I am struggling to understand the definition of biregular curve.
Definition
A curve $I \ni t \mapsto P(t) \in \mathbb{R}^3$ is said to be biregular when the velocity and accelleration vectors are linearly independent, that is when their cross product is different from zero $$dP/dt \land d^2P/d^2t \neq 0$$
Q.
I read that this is equivalent to the fact that $$d \underline{t}/ds \neq 0$$ and this is what I am having trouble understanding. Why is so?

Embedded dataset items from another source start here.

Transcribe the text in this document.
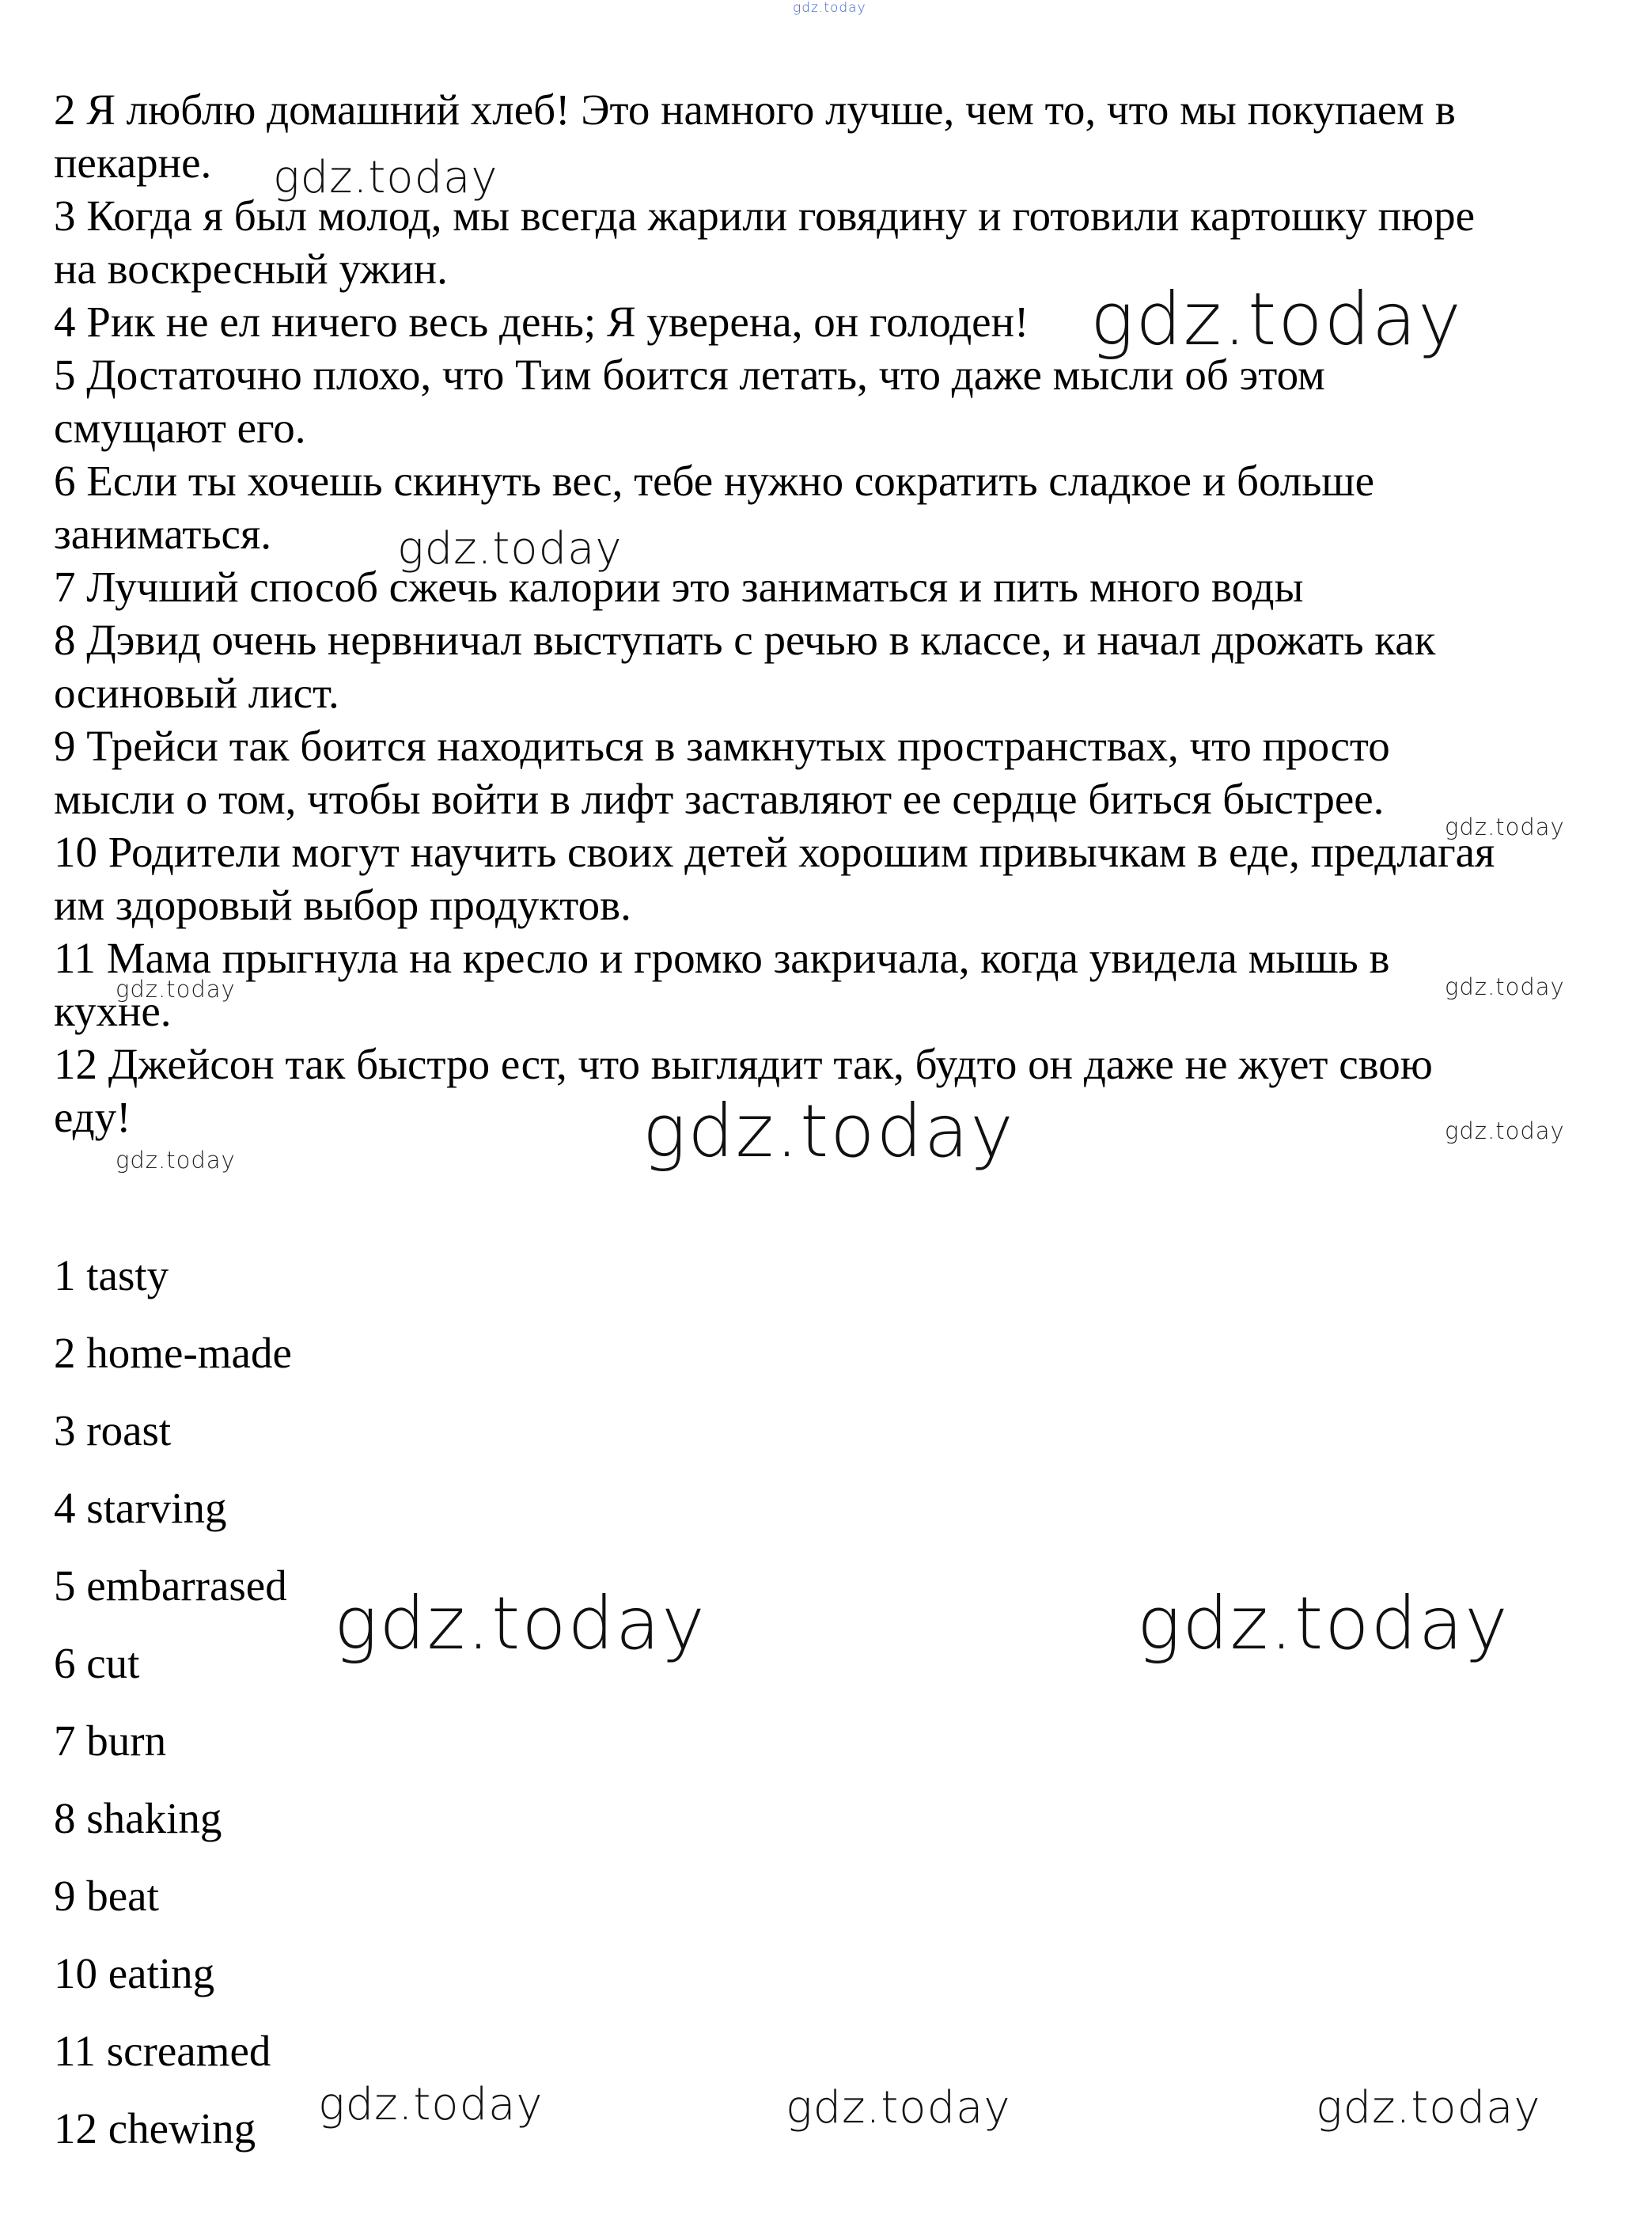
gdz.today
2 Я люблю домашний хлеб! Это намного лучше, чем то, что мы покупаем в
пекарне.
3 Когда я был молод, мы всегда жарили говядину и готовили картошку пюре
на воскресный ужин.
4 Рик не ел ничего весь день; Я уверена, он голоден!
5 Достаточно плохо, что Тим боится летать, что даже мысли об этом
смущают его.
6 Если ты хочешь скинуть вес, тебе нужно сократить сладкое и больше
заниматься.
7 Лучший способ сжечь калории это заниматься и пить много воды
8 Дэвид очень нервничал выступать с речью в классе, и начал дрожать как
осиновый лист.
9 Трейси так боится находиться в замкнутых пространствах, что просто
мысли о том, чтобы войти в лифт заставляют ее сердце биться быстрее.
10 Родители могут научить своих детей хорошим привычкам в еде, предлагая
им здоровый выбор продуктов.
11 Мама прыгнула на кресло и громко закричала, когда увидела мышь в
кухне.
12 Джейсон так быстро ест, что выглядит так, будто он даже не жует свою
еду!
1 tasty
2 home-made
3 roast
4 starving
5 embarrased
6 cut
7 burn
8 shaking
9 beat
10 eating
11 screamed
12 chewing
gdz.today
gdz.today
gdz.today
gdz.today
gdz.today	gdz.today
gdz.today	gdz.today
gdz.today
gdz.today	gdz.today
gdz.today	gdz.today	gdz.today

Recall that $$s= \int_0^t \|dP/dt\| \, dt,$$ is the curvilinean coordinate, and $$\underline{t}(s)=dP/ds$$ so that $$dP/dt= dP/ds \ \dot{s}= \underline{t} \ \dot{s}$$ where $$\dot{s}=ds/dt.$$
Moreover $$d^2P/d^2t= d\underline{t}/ds \ \dot{s}^2 + \underline{t} \ \ddot{s}.$$ Hence we have
$$dP/dt \land d^2P/d^2t = \underline{t} \ \dot{s} \land (d\underline{t}/ds \ \dot{s}^2 + \underline{t} \ \ddot{s})$$$$ = \dot{s}^3(\underline{t}\land d\underline{t}/ds)+\ddot{s}(\underline{t}\land \underline{t})=\dot{s}^3(\underline{t}\land d\underline{t}/ds).$$
So, the curve is biregular $\iff$ $\dot{s}=\|dP/dt\|\neq 0$ and $\underline{t}\land d\underline{t}/ds \neq 0.$
How is this equivalent to the fact that $d \underline{t}/ds \neq 0$?

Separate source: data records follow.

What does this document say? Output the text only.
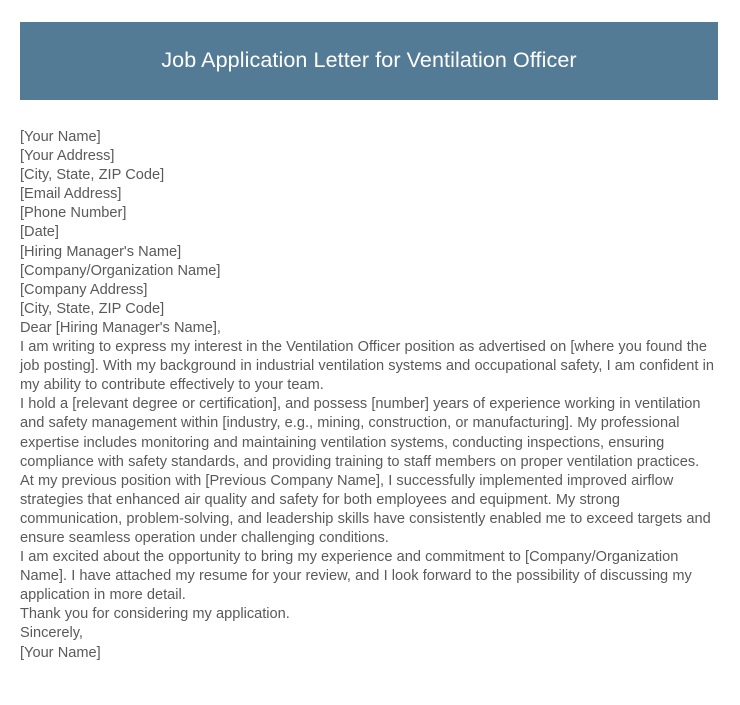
Job Application Letter for Ventilation Officer
[Your Name]
[Your Address]
[City, State, ZIP Code]
[Email Address]
[Phone Number]
[Date]
[Hiring Manager's Name]
[Company/Organization Name]
[Company Address]
[City, State, ZIP Code]
Dear [Hiring Manager's Name],

I am writing to express my interest in the Ventilation Officer position as advertised on [where you found the job posting]. With my background in industrial ventilation systems and occupational safety, I am confident in my ability to contribute effectively to your team.

I hold a [relevant degree or certification], and possess [number] years of experience working in ventilation and safety management within [industry, e.g., mining, construction, or manufacturing]. My professional expertise includes monitoring and maintaining ventilation systems, conducting inspections, ensuring compliance with safety standards, and providing training to staff members on proper ventilation practices.

At my previous position with [Previous Company Name], I successfully implemented improved airflow strategies that enhanced air quality and safety for both employees and equipment. My strong communication, problem-solving, and leadership skills have consistently enabled me to exceed targets and ensure seamless operation under challenging conditions.

I am excited about the opportunity to bring my experience and commitment to [Company/Organization Name]. I have attached my resume for your review, and I look forward to the possibility of discussing my application in more detail.

Thank you for considering my application.
Sincerely,
[Your Name]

Why is it not possible that $d\underline{t}/ds$ and $\underline{t}$ are both different from zero and yet linearly dependent?
I can't bring myself to use little letters for these vectors when we already have the time parameter $t$.
Because $\|T(s)\| = 1$ for all $s$, it follows that $dT/ds$ is orthogonal to $T$, so they will always be linearly independent provided $dT/ds\ne 0$.